La puissance douce de l’Europe ne concerne pas seulement sa prospérité, ses systèmes de protection sociale et sa qualité de vie. C’est aussi une question de liberté, d’état de droit, de tolérance et de respect des droits de l’homme. En cela même sondage, les personnes interrogées dans de nombreuses régions du monde ont déclaré que la Russie de Vladimir Poutine ne faisait pas partie de l’Europe « en ce qui concerne ses valeurs politiques actuelles ». L’Europe est associée à un ensemble de valeurs. Mais l’Europe n’est pas crédible en tant que continent de valeurs si elle les viole elle-même, précisément là où les gens du reste du monde la rencontrent : à ses frontières, surtout, mais aussi dans l’accueil des demandeurs d’asile et dans les interprétations incendiaires de personnes issues de l’immigration se trouvant déjà à l’intérieur de ces frontières.

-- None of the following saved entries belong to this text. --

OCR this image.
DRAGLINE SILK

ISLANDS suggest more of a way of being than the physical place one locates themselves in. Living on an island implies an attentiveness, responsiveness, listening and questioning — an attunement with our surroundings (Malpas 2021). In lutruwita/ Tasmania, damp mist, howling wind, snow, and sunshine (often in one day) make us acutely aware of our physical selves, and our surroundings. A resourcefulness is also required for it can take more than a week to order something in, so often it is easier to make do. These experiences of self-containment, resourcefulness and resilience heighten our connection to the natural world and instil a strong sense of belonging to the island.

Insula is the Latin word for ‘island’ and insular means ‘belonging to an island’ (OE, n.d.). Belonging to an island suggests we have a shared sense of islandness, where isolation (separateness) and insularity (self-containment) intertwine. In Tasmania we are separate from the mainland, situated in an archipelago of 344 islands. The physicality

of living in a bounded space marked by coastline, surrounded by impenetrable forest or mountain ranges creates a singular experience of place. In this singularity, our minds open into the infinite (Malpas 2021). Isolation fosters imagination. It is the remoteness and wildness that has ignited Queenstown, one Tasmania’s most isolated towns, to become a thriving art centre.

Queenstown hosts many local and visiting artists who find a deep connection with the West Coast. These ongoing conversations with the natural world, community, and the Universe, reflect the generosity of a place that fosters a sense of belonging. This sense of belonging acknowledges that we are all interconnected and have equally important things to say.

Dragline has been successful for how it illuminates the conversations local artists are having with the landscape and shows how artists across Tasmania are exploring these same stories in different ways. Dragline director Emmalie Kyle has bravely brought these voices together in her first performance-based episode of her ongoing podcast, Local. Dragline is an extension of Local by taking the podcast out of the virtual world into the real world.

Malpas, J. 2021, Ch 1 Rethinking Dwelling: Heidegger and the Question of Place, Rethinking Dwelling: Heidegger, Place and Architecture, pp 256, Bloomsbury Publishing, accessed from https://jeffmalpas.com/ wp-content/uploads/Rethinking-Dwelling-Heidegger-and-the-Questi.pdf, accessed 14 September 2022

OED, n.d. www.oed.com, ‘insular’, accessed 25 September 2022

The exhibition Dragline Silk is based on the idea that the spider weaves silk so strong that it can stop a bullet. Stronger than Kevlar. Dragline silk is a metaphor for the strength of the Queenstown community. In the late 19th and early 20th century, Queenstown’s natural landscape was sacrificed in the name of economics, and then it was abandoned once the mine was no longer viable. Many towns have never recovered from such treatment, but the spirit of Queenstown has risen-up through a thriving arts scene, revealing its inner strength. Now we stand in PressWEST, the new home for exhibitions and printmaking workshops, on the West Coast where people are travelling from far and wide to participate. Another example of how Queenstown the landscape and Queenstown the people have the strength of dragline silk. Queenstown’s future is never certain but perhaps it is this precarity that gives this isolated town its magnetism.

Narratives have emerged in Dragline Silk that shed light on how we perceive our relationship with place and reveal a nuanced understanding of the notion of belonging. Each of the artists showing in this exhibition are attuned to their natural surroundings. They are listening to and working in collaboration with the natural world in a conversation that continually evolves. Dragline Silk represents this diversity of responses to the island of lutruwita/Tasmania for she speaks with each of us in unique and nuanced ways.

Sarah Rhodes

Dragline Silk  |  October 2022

Il ne fait aucun doute que la migration vers l’Europe doit être gérée. Le slogan de la campagne du Brexit « Reprendre le contrôle » était si brillant précisément parce qu’il touchait au cœur de la peur des électeurs : que la migration soit hors de contrôle. Aujourd’hui, l’ancien président allemand Joachim Gauck est parler de Contrôle de contrôle, la perte de contrôle, qui semble familière. Si les gouvernements européens ne parviennent pas à transmettre à leurs électorats le sentiment que la migration est sous contrôle dans les six prochains mois, les élections de juin prochain pourraient voir le Parlement européen basculer vers la droite antilibérale. Pourtant, la gestion des migrations doit être effectuée de manière sûre, humaine et légale, sinon l’Europe trahit ses propres valeurs.
Si elle échoue dans un sens ou dans l’autre, la manière dont l’Europe abordera les conséquences de son « pouvoir d’attraction » commencera à subvertir un autre aspect important de son soft power : ses valeurs. C’est là le dilemme du soft power de l’Europe.